The disclosure document helps establish a date of conception for your idea, as due the certified letter, and nondeleting software.  ideas for an invention  Taken by itself it is not sufficient protection for your idea, but combine it with the other four methods mentioned in this book and your idea will be more secure.

Non Deleting Software

What is non deleting software?

Exactly what the title says it is, software you can not delete, alter, or manipulate in anyway. Whatever you enter into it stays put. Essentially this allows you to record your ideas as they come to you in chronological order with out being able to manipulate the information. The U.S. Patent and Trademark Offices states that a non deleting software must have the following features. ideas for an invention

1. non-deletion

2. sequential page numbering

3. witnessing

4. time stamping.

Did you know?

Did you know that by Using the software you can keep an irrefutable trail of your invention. Where you have employees or contractors working on your most prized intellectual assets, managing your ideas through the software will allow you to ensure that the IP stay within your company.

Your Cost:

$30-$500 depending on the software.


Non deleting software provides a paper trail in a sense. Since you can not alter pages once they are entered it allows the idea to be traced back to the first entry date. It also shows how your thoughts progressed, like a diary that can not be tampered with. Taken by itself it is not sufficient protection for your idea, but combine that with the other four methods mentioned in this book and your idea will be more secure.

Non-Disclosure Document

What is a Non-disclosure:

Whether your new to inventing, or have been doing your protection homework you have probably heard of a nondisclosure document. In its purest sense a non-disclosure document is nothing more than a legal document that says you can’t share what I tell you and I can’t share what you tell me. It’s that simple. Of course there is more to it, but that is the essential foundation behind the document. Most good non-disclosures have a clause stating the length of time that the parties must remain silent, usually 18 months on average.

Did you know?

Did you know that a non-disclosure is the simplest way to protect yourself from infringement. However a non-disclosure document must be signed by every individual you present your idea to.

Your Cost:

You can easily find non disclosure documents online for free, and if you prefer you can have an attorney create one for you for around $500-$1000.

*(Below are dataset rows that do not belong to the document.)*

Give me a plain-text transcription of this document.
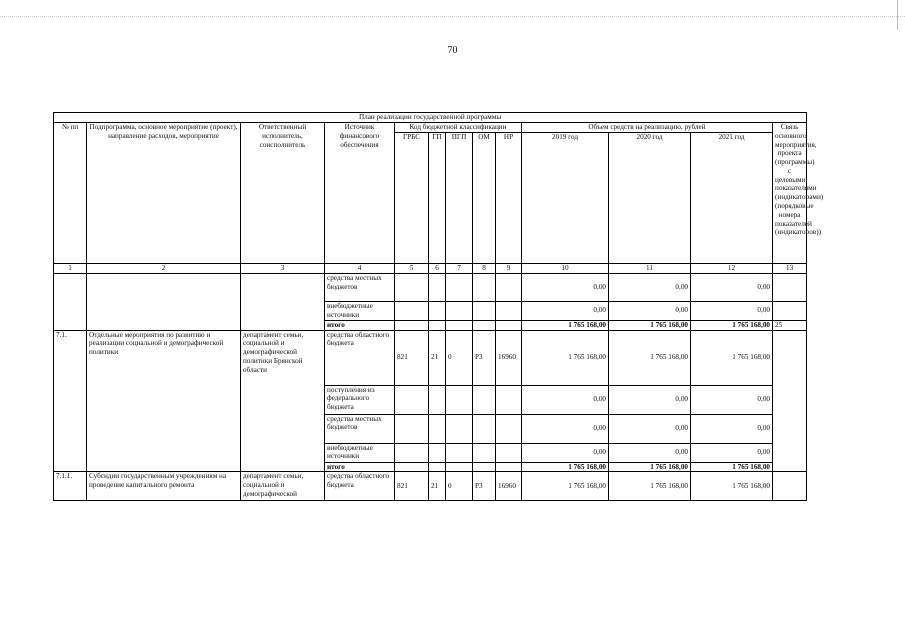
70
План реализации государственной программы												
№ пп	Подпрограмма, основное мероприятие (проект), направление расходов, мероприятие	Ответственный исполнитель, соисполнитель	Источник финансового обеспечения	Код бюджетной классификации					Объем средств на реализацию, рублей			Связь основного мероприятия, проекта (программы) с целевыми показателями (индикаторами) (порядковые номера показателей (индикаторов))
				ГРБС	ГП	ПГП	ОМ	НР	2019 год	2020 год	2021 год	
1	2	3	4	5	6	7	8	9	10	11	12	13
			средства местных бюджетов						0,00	0,00	0,00	
			внебюджетные источники						0,00	0,00	0,00	
			итого						1 765 168,00	1 765 168,00	1 765 168,00	25
7.1.	Отдельные мероприятия по развитию и реализации социальной и демографической политики	департамент семьи, социальной и демографической политики Брянской области	средства областного бюджета	821	21	0	Р3	16960	1 765 168,00	1 765 168,00	1 765 168,00	
			поступления из федерального бюджета						0,00	0,00	0,00	
			средства местных бюджетов						0,00	0,00	0,00	
			внебюджетные источники						0,00	0,00	0,00	
			итого						1 765 168,00	1 765 168,00	1 765 168,00	
7.1.1.	Субсидии государственным учреждениям на проведение капитального ремонта	департамент семьи, социальной и демографической	средства областного бюджета	821	21	0	Р3	16960	1 765 168,00	1 765 168,00	1 765 168,00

Using a non-disclosure will tell the people you are dealing with that you are serious, and that you know what you are doing. This will go a long way in fending off unwanted infringement. A non-disclosure document is a legally binding contract that is enforceable in a court of law. If a person or a company violates the condition of the document, you may be able to sue for damages. A non-disclosure document alone is not sufficient protection for inventors, but combined with the other four methods mentioned in this book and your idea will be more secure.